Observation of strong valley magnetic response in monolayer transition metal dichalcogenide alloys of Mo_0.5W_0.5Se₂ and Mo_0.5W_0.5Se₂/WS₂ heterostructure

Monolayer (1L) transition metal dichalcogenide (TMD) alloys have emerged as a new material system towards future applications for electronic, optoelectronic and spintronic devices. Particularly, the unique valley physics associated with valley polarization and Zeeman effect opens new opportunities for valleytronic applications. However, valley magnetic response in 1L TMD alloys largely remains unexplored. Here, we report strong valley magnetic response of trions in Mo_0.5W_0.5Se₂ and Mo_0.5W_0.5Se₂/WS₂ heterostructures investigated by cryogenic magneto-photoluminescence microspectroscopy. The large g-factors have been extracted for Mo_0.5W_0.5Se₂ and Mo_0.5W_0.5Se₂/WS₂, respectively, which are attributed to the significant impact of strong Coulomb interactions on the trion emission under a perpendicular magnetic field.

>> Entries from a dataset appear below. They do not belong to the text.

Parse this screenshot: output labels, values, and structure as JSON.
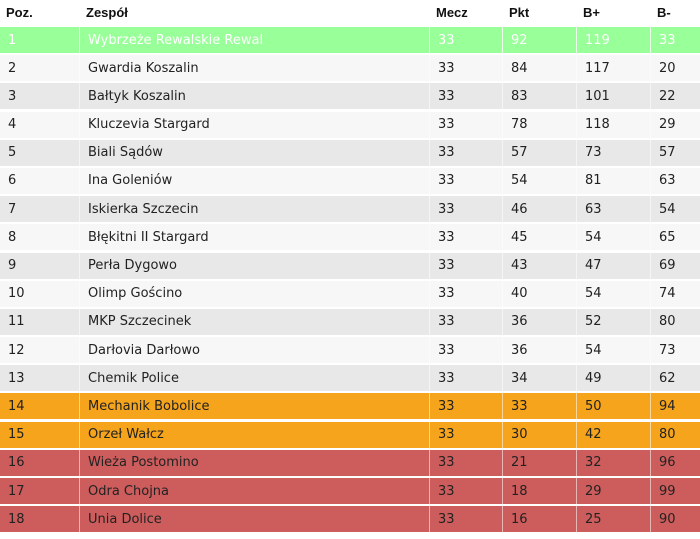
{
  "table": {
    "headers": {
      "pos": "Poz.",
      "team": "Zespół",
      "matches": "Mecz",
      "points": "Pkt",
      "goals_for": "B+",
      "goals_against": "B-"
    },
    "colors": {
      "champion": "#99ff99",
      "playoff": "#f5a41b",
      "relegation": "#cd5c5c",
      "row_alt_dark": "#e8e8e8",
      "row_alt_light": "#f7f7f7"
    },
    "rows": [
      {
        "pos": "1",
        "team": "Wybrzeże Rewalskie Rewal",
        "matches": "33",
        "points": "92",
        "goals_for": "119",
        "goals_against": "33",
        "zone": "champion"
      },
      {
        "pos": "2",
        "team": "Gwardia Koszalin",
        "matches": "33",
        "points": "84",
        "goals_for": "117",
        "goals_against": "20",
        "zone": "even"
      },
      {
        "pos": "3",
        "team": "Bałtyk Koszalin",
        "matches": "33",
        "points": "83",
        "goals_for": "101",
        "goals_against": "22",
        "zone": "odd"
      },
      {
        "pos": "4",
        "team": "Kluczevia Stargard",
        "matches": "33",
        "points": "78",
        "goals_for": "118",
        "goals_against": "29",
        "zone": "even"
      },
      {
        "pos": "5",
        "team": "Biali Sądów",
        "matches": "33",
        "points": "57",
        "goals_for": "73",
        "goals_against": "57",
        "zone": "odd"
      },
      {
        "pos": "6",
        "team": "Ina Goleniów",
        "matches": "33",
        "points": "54",
        "goals_for": "81",
        "goals_against": "63",
        "zone": "even"
      },
      {
        "pos": "7",
        "team": "Iskierka Szczecin",
        "matches": "33",
        "points": "46",
        "goals_for": "63",
        "goals_against": "54",
        "zone": "odd"
      },
      {
        "pos": "8",
        "team": "Błękitni II Stargard",
        "matches": "33",
        "points": "45",
        "goals_for": "54",
        "goals_against": "65",
        "zone": "even"
      },
      {
        "pos": "9",
        "team": "Perła Dygowo",
        "matches": "33",
        "points": "43",
        "goals_for": "47",
        "goals_against": "69",
        "zone": "odd"
      },
      {
        "pos": "10",
        "team": "Olimp Gościno",
        "matches": "33",
        "points": "40",
        "goals_for": "54",
        "goals_against": "74",
        "zone": "even"
      },
      {
        "pos": "11",
        "team": "MKP Szczecinek",
        "matches": "33",
        "points": "36",
        "goals_for": "52",
        "goals_against": "80",
        "zone": "odd"
      },
      {
        "pos": "12",
        "team": "Darłovia Darłowo",
        "matches": "33",
        "points": "36",
        "goals_for": "54",
        "goals_against": "73",
        "zone": "even"
      },
      {
        "pos": "13",
        "team": "Chemik Police",
        "matches": "33",
        "points": "34",
        "goals_for": "49",
        "goals_against": "62",
        "zone": "odd"
      },
      {
        "pos": "14",
        "team": "Mechanik Bobolice",
        "matches": "33",
        "points": "33",
        "goals_for": "50",
        "goals_against": "94",
        "zone": "playoff"
      },
      {
        "pos": "15",
        "team": "Orzeł Wałcz",
        "matches": "33",
        "points": "30",
        "goals_for": "42",
        "goals_against": "80",
        "zone": "playoff"
      },
      {
        "pos": "16",
        "team": "Wieża Postomino",
        "matches": "33",
        "points": "21",
        "goals_for": "32",
        "goals_against": "96",
        "zone": "relegate"
      },
      {
        "pos": "17",
        "team": "Odra Chojna",
        "matches": "33",
        "points": "18",
        "goals_for": "29",
        "goals_against": "99",
        "zone": "relegate"
      },
      {
        "pos": "18",
        "team": "Unia Dolice",
        "matches": "33",
        "points": "16",
        "goals_for": "25",
        "goals_against": "90",
        "zone": "relegate"
      }
    ]
  }
}
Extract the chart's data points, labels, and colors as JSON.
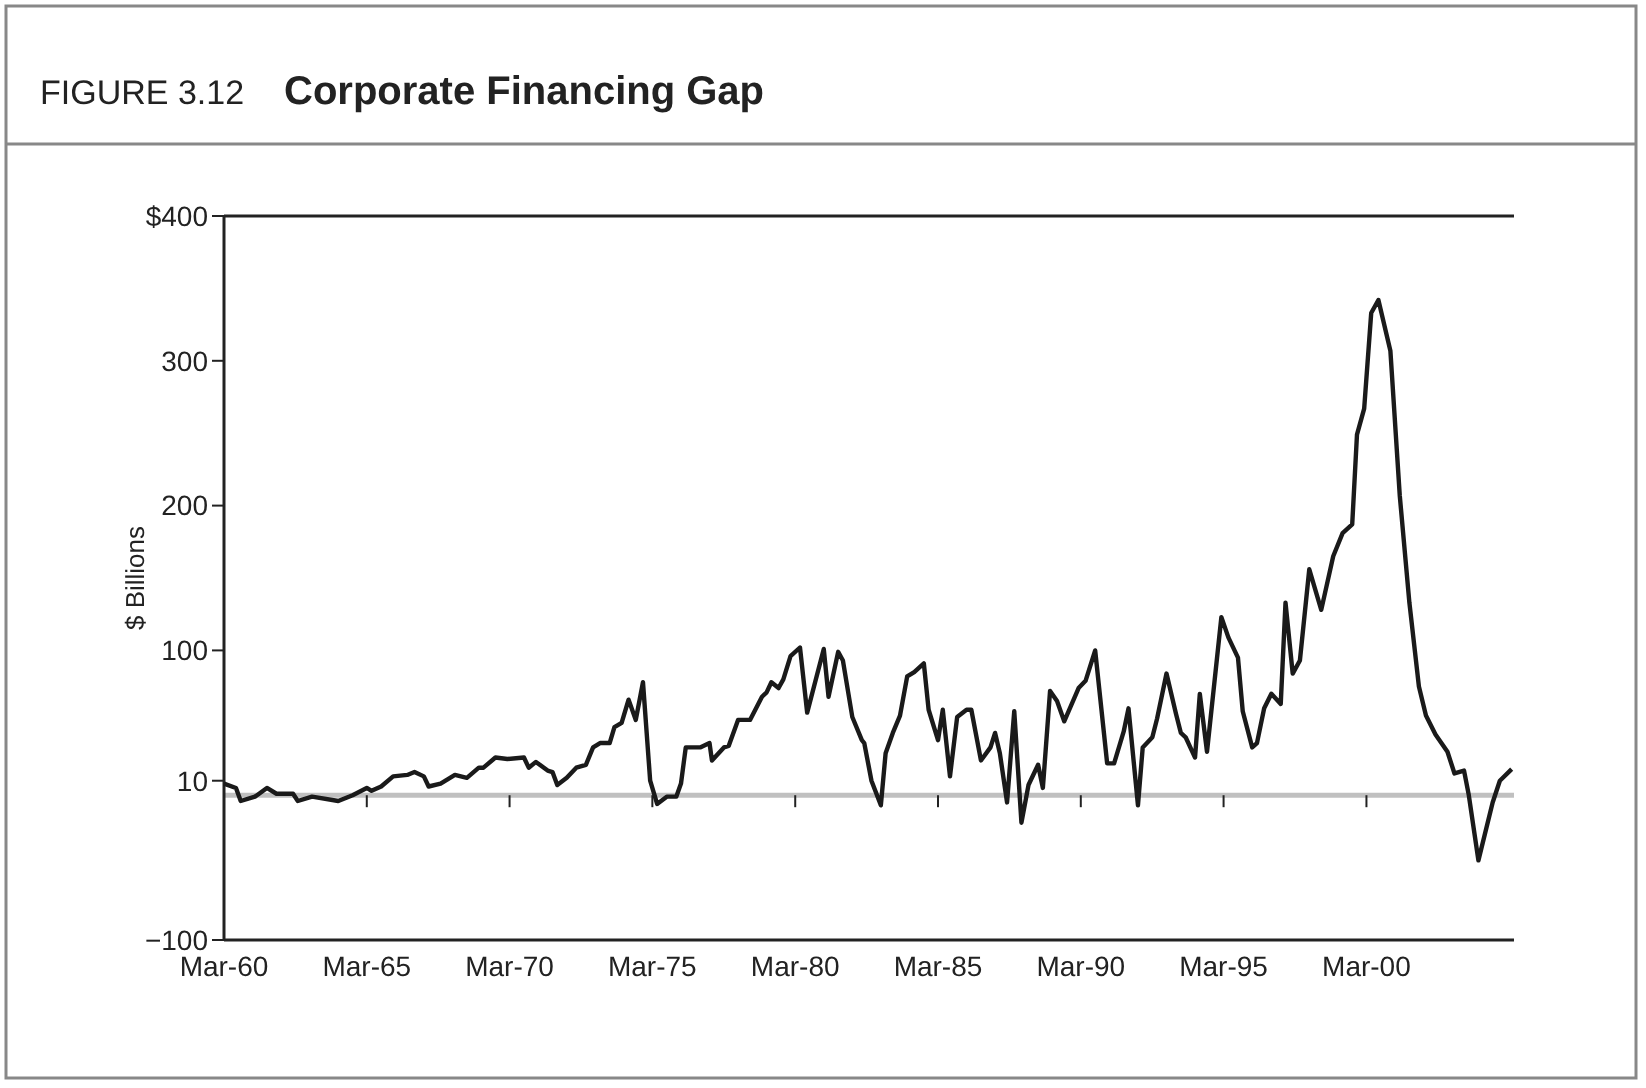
{
  "chart_data": {
    "type": "line",
    "title": "Corporate Financing Gap",
    "subtitle": "FIGURE 3.12",
    "ylabel": "$ Billions",
    "x": [
      "1960-03",
      "1960-08",
      "1960-10",
      "1961-04",
      "1961-09",
      "1962-01",
      "1962-08",
      "1962-10",
      "1963-04",
      "1964-03",
      "1964-09",
      "1965-03",
      "1965-05",
      "1965-09",
      "1966-02",
      "1966-08",
      "1966-11",
      "1967-03",
      "1967-05",
      "1967-10",
      "1968-04",
      "1968-09",
      "1969-02",
      "1969-04",
      "1969-09",
      "1970-02",
      "1970-09",
      "1970-11",
      "1971-02",
      "1971-07",
      "1971-09",
      "1971-11",
      "1972-03",
      "1972-07",
      "1972-11",
      "1973-02",
      "1973-05",
      "1973-09",
      "1973-11",
      "1974-02",
      "1974-05",
      "1974-08",
      "1974-11",
      "1975-02",
      "1975-05",
      "1975-09",
      "1976-01",
      "1976-03",
      "1976-05",
      "1976-09",
      "1976-11",
      "1977-03",
      "1977-04",
      "1977-09",
      "1977-11",
      "1978-03",
      "1978-08",
      "1979-01",
      "1979-03",
      "1979-05",
      "1979-08",
      "1979-10",
      "1980-01",
      "1980-05",
      "1980-08",
      "1981-03",
      "1981-05",
      "1981-09",
      "1981-11",
      "1982-03",
      "1982-07",
      "1982-08",
      "1982-11",
      "1983-03",
      "1983-05",
      "1983-08",
      "1983-11",
      "1984-02",
      "1984-05",
      "1984-09",
      "1984-11",
      "1985-03",
      "1985-05",
      "1985-08",
      "1985-11",
      "1986-03",
      "1986-05",
      "1986-09",
      "1987-01",
      "1987-03",
      "1987-05",
      "1987-08",
      "1987-11",
      "1988-02",
      "1988-05",
      "1988-09",
      "1988-11",
      "1989-02",
      "1989-05",
      "1989-08",
      "1990-02",
      "1990-05",
      "1990-09",
      "1991-02",
      "1991-05",
      "1991-09",
      "1991-11",
      "1992-03",
      "1992-05",
      "1992-09",
      "1992-11",
      "1993-03",
      "1993-07",
      "1993-09",
      "1993-11",
      "1994-03",
      "1994-05",
      "1994-08",
      "1995-02",
      "1995-05",
      "1995-09",
      "1995-11",
      "1996-03",
      "1996-05",
      "1996-08",
      "1996-11",
      "1997-03",
      "1997-05",
      "1997-08",
      "1997-11",
      "1998-03",
      "1998-08",
      "1999-01",
      "1999-05",
      "1999-09",
      "1999-11",
      "2000-02",
      "2000-05",
      "2000-08",
      "2001-01",
      "2001-05",
      "2001-09",
      "2002-01",
      "2002-04",
      "2002-08",
      "2003-01",
      "2003-04",
      "2003-08",
      "2003-10",
      "2004-02",
      "2004-08",
      "2004-11",
      "2005-04"
    ],
    "series": [
      {
        "color": "#1a1a1a",
        "values": [
          8,
          5,
          -4,
          -1,
          5,
          1,
          1,
          -4,
          -1,
          -4,
          0,
          5,
          3,
          6,
          13,
          14,
          16,
          13,
          6,
          8,
          14,
          12,
          19,
          19,
          26,
          25,
          26,
          19,
          23,
          17,
          16,
          7,
          12,
          19,
          21,
          33,
          36,
          36,
          47,
          50,
          66,
          52,
          78,
          10,
          -6,
          -1,
          -1,
          8,
          33,
          33,
          33,
          36,
          24,
          33,
          34,
          52,
          52,
          68,
          71,
          78,
          74,
          80,
          96,
          102,
          57,
          101,
          68,
          99,
          93,
          54,
          38,
          36,
          10,
          -7,
          29,
          43,
          55,
          82,
          85,
          91,
          59,
          38,
          59,
          13,
          54,
          59,
          59,
          24,
          33,
          43,
          29,
          -5,
          58,
          -19,
          7,
          21,
          5,
          72,
          65,
          51,
          74,
          79,
          100,
          22,
          22,
          44,
          60,
          -7,
          33,
          40,
          53,
          84,
          56,
          43,
          40,
          26,
          70,
          30,
          123,
          109,
          95,
          58,
          33,
          36,
          60,
          70,
          63,
          133,
          84,
          93,
          156,
          128,
          165,
          181,
          187,
          249,
          267,
          333,
          342,
          307,
          207,
          133,
          75,
          55,
          42,
          30,
          15,
          17,
          0,
          -45,
          -5,
          10,
          18
        ]
      }
    ],
    "xlim": [
      "1960-03",
      "2005-05"
    ],
    "xticks": [
      {
        "value": "1960-03",
        "label": "Mar-60"
      },
      {
        "value": "1965-03",
        "label": "Mar-65"
      },
      {
        "value": "1970-03",
        "label": "Mar-70"
      },
      {
        "value": "1975-03",
        "label": "Mar-75"
      },
      {
        "value": "1980-03",
        "label": "Mar-80"
      },
      {
        "value": "1985-03",
        "label": "Mar-85"
      },
      {
        "value": "1990-03",
        "label": "Mar-90"
      },
      {
        "value": "1995-03",
        "label": "Mar-95"
      },
      {
        "value": "2000-03",
        "label": "Mar-00"
      }
    ],
    "ylim": [
      -100,
      400
    ],
    "yticks": [
      {
        "value": -100,
        "label": "−100"
      },
      10,
      100,
      200,
      300,
      {
        "value": 400,
        "label": "$400"
      }
    ],
    "ref_lines": [
      {
        "axis": "y",
        "value": 0,
        "color": "#c0c0c0"
      }
    ],
    "grid": false,
    "marker": "none",
    "line_style": "solid"
  }
}
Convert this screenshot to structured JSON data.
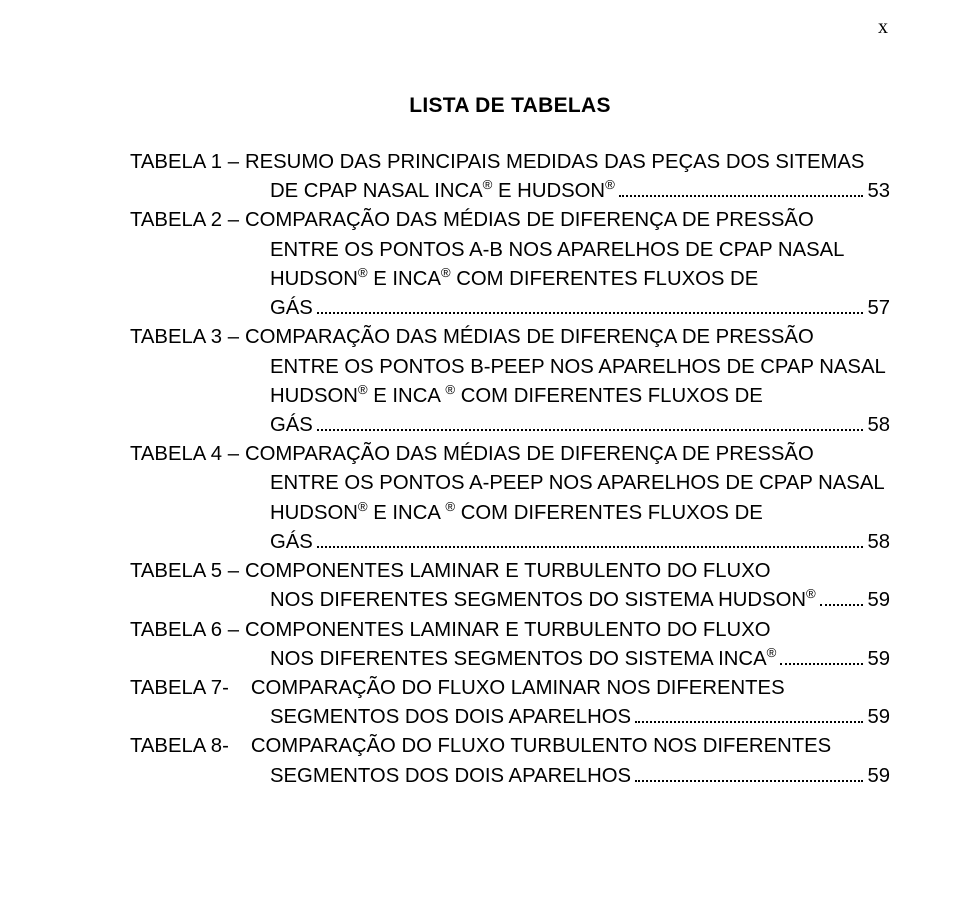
{
  "page_marker": "x",
  "header_title": "LISTA DE TABELAS",
  "colors": {
    "text": "#000000",
    "background": "#ffffff",
    "leader": "#000000"
  },
  "typography": {
    "body_font": "Arial, Helvetica, sans-serif",
    "marker_font": "Times New Roman, serif",
    "title_fontsize_pt": 16,
    "body_fontsize_pt": 15,
    "title_weight": "bold"
  },
  "entries": [
    {
      "label": "TABELA 1 –",
      "lines": [
        "RESUMO DAS PRINCIPAIS MEDIDAS DAS PEÇAS DOS SITEMAS",
        "DE CPAP NASAL INCA® E HUDSON®"
      ],
      "page": "53"
    },
    {
      "label": "TABELA 2 –",
      "lines": [
        "COMPARAÇÃO DAS MÉDIAS DE DIFERENÇA DE  PRESSÃO",
        "ENTRE OS PONTOS A-B NOS APARELHOS DE CPAP NASAL",
        "HUDSON® E INCA® COM DIFERENTES  FLUXOS DE",
        "GÁS"
      ],
      "page": "57"
    },
    {
      "label": "TABELA 3 –",
      "lines": [
        "COMPARAÇÃO DAS MÉDIAS DE DIFERENÇA DE  PRESSÃO",
        "ENTRE OS PONTOS B-PEEP NOS APARELHOS DE CPAP NASAL",
        "HUDSON® E  INCA ® COM DIFERENTES FLUXOS DE",
        "GÁS"
      ],
      "page": "58"
    },
    {
      "label": "TABELA 4 –",
      "lines": [
        "COMPARAÇÃO DAS MÉDIAS DE DIFERENÇA DE  PRESSÃO",
        "ENTRE OS PONTOS A-PEEP NOS APARELHOS DE CPAP NASAL",
        "HUDSON® E  INCA ® COM DIFERENTES FLUXOS DE",
        "GÁS"
      ],
      "page": "58"
    },
    {
      "label": "TABELA 5 –",
      "lines": [
        "COMPONENTES LAMINAR E TURBULENTO DO FLUXO",
        "NOS DIFERENTES SEGMENTOS DO SISTEMA HUDSON®"
      ],
      "page": "59"
    },
    {
      "label": "TABELA 6 –",
      "lines": [
        "COMPONENTES LAMINAR E TURBULENTO DO FLUXO",
        "NOS DIFERENTES SEGMENTOS DO SISTEMA INCA®"
      ],
      "page": "59"
    },
    {
      "label": "TABELA 7-",
      "lines": [
        "COMPARAÇÃO DO FLUXO LAMINAR NOS DIFERENTES",
        "SEGMENTOS DOS DOIS APARELHOS"
      ],
      "page": "59"
    },
    {
      "label": "TABELA 8-",
      "lines": [
        "COMPARAÇÃO DO FLUXO TURBULENTO NOS DIFERENTES",
        "SEGMENTOS DOS DOIS APARELHOS"
      ],
      "page": "59"
    }
  ]
}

The reduction of the valley Zeeman splitting in the heterostructure of Mo_0.5W_0.5Se₂/WS₂ is explained in terms of the doping variation caused by the interlayer charge transfer between Mo_0.5W_0.5Se₂ and WS₂, which agrees well with our density functional theory calculations of the band alignment in the Mo_0.5W_0.5Se₂/WS₂ heterostructure. Our findings give new insights into the optical properties of 1L TMD alloys and the interlayer coupling and shed light on the valleytronics.